Search code examples
xmlencodingutf-8expat-parser

Why does expat reject en dash character as invalid?


In my XML input file I have the following line:

<change beforeWhat="Literacy rate in L2: 50\%–75\%. Informally used" />

That character between 50\% and 75\% is not a hyphen but an en dash.

When I parse in this XML file using expat in Python:

postFixesDoc = minidom.parse('postFixes.xml')

I get the following error:

ExpatError: not well-formed (invalid token): line 35, column 99             

where 35 is the line I quoted above from the XML input file, and 99 is the column of the % right before the en dash.

If I replace the en dash with &#x2013;, then the error goes away and everything works fine. So I have a workaround. But I don't understand why this is happening.

What I've read about the problem -- e.g. Python’s minidom, xml, and illegal unicode characters -- tells me that some characters that are legal in UTF-8 aren't legal in XML, and points me to section 2.2 of the XML Spec on legal character ranges. But the definition for Char there includes the range #x20-#xD7FF. And #x2013 obviously falls within that range. So what's the problem?
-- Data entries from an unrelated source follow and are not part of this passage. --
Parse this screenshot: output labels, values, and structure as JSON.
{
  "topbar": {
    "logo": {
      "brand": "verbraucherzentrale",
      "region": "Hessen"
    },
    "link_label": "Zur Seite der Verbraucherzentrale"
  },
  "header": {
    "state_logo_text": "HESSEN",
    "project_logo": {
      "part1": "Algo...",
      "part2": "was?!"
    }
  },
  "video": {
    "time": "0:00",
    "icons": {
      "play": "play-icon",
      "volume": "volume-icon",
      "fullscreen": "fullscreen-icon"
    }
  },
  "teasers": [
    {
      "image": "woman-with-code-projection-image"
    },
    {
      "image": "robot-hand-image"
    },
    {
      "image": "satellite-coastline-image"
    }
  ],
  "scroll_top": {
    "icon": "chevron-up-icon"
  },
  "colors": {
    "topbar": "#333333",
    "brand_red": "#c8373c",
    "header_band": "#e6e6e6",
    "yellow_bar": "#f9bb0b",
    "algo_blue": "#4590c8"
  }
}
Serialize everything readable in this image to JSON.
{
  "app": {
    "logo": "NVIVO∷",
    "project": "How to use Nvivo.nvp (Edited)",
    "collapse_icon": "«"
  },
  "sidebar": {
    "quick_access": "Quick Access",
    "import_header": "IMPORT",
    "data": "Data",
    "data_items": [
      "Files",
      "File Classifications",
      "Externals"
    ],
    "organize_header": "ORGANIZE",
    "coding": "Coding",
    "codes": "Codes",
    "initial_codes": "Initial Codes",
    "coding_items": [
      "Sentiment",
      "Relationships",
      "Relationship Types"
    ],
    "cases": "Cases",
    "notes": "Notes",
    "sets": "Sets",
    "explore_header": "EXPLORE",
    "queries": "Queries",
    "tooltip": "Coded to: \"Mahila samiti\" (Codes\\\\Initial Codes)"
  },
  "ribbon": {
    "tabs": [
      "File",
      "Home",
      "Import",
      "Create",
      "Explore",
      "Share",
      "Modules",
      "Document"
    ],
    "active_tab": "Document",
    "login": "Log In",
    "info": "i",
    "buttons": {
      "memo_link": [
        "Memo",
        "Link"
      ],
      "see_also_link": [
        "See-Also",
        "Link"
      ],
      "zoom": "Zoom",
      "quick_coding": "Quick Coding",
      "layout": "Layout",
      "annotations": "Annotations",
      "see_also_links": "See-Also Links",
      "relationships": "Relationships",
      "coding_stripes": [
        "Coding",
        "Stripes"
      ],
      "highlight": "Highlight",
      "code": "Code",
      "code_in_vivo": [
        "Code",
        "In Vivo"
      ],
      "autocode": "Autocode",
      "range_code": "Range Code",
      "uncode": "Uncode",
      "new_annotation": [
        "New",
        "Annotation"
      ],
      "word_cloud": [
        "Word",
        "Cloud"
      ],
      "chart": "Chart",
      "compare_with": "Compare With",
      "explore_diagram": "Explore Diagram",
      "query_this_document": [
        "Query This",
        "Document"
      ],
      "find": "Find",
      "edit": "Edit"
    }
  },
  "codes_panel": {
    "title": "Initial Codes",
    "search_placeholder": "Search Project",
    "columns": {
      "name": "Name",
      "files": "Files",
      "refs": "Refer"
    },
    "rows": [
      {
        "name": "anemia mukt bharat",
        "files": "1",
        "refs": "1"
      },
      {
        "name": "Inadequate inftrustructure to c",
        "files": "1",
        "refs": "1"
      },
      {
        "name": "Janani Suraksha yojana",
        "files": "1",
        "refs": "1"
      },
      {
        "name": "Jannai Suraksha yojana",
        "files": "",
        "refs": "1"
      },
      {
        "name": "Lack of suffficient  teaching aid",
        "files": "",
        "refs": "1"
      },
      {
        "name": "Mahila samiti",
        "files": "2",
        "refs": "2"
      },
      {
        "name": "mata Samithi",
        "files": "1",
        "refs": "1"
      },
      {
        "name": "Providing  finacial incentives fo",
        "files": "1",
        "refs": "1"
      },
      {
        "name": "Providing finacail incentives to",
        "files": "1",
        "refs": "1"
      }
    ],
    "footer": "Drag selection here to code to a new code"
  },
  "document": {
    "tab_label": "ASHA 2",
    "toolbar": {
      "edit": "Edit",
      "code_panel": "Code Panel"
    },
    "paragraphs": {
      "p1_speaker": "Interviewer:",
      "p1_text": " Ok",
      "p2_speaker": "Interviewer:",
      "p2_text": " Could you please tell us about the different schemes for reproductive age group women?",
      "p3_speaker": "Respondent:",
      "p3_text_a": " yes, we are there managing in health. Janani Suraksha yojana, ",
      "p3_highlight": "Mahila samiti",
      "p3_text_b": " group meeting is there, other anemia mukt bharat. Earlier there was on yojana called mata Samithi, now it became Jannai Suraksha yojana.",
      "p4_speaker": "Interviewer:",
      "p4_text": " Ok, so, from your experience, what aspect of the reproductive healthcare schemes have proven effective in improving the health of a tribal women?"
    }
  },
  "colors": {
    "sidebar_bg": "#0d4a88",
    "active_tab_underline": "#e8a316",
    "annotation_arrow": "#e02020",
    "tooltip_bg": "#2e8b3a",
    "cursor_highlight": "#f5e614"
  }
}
FWIW, the XML input file begins with a UTF-8 declaration,

<?xml version="1.0" encoding="utf8"?>

and I used a hex editor to verify that the en dash is represented by the character sequence E2 80 93, which is the correct UTF-8 encoding for en dash. So why won't expat accept it? Is this a bug in expat?


Solution

  • Aha...

    This Python doc footnote, though it applies to a different situation, alerted me to the fact that my XML encoding declaration was wrong:

    The encoding string included in XML output should conform to the appropriate standards. For example, “UTF-8” is valid, but “UTF8” is not.

    For some reason I was under the impression that utf8 was acceptable too. But when I changed the declaration to

    <?xml version="1.0" encoding="utf-8"?>
    

    the error went away!